PDVSA’s Well Offshore Cuba Disappoints

PDVSA's Well Offshore Cuba Disappoints

Venezuela’s oil company PDVSA has decided to plug and abandon its exploration well offshore Cuba, according to Granma newspaper.

The Cabo de San Antonio 1X well, drilled by the Scarabeo 9 rig, failed to show commercial hydrocarbon volumes, but, according to Granma, valuable geological information has been obtained.

Cuba’s state oil company, Cubapetróleo (Cupet) has informed Granma that PDVSA will, despite the setback, continue their participation in the exploration campaign in Cuban waters.

This is a discouraging news for the communist country which has been trying to develop its own hydrocarbon reserves in order to reduce its dependance on oil imports.

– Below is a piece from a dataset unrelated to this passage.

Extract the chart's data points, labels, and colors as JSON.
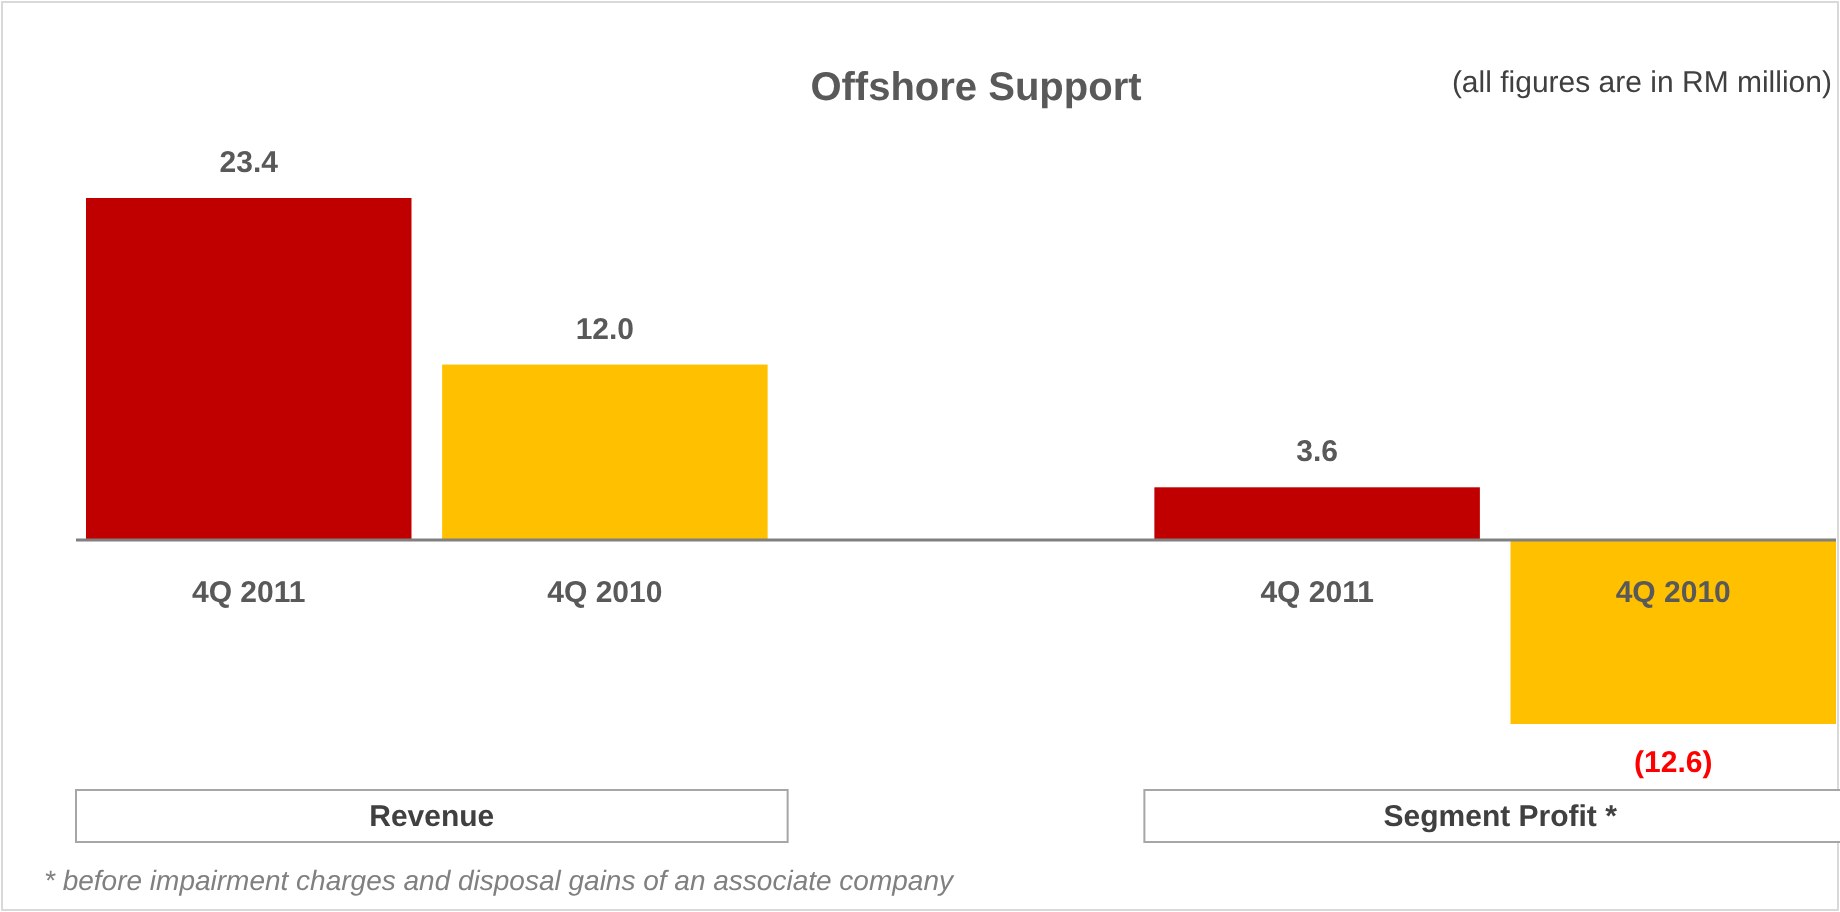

To remind, in the past couple of months, efforts made by Repsol, Gazprom and Petronas to unlock Cuban offshore oil reserves have also been unsuccessful.

All the companies mentioned used the Scarabeo 9 semi-submersible drilling rig. The rig, capable of operating in water depths of up to 3,600 meters, was built by Singapore’s Keppel specifically for drilling operations in Cuban waters.

Due to the United States trading embargo against Cuba, Repsol had to come up with a rig with almost no U.S. made parts in it, and according to Reuters, the only U.S. manufactured part on the Scarabeo 9 rig is a blowout preventer, a part that malfunctioned and caused the Deepwater Horizon disaster in the U.S. Gulf of Mexico in 2010.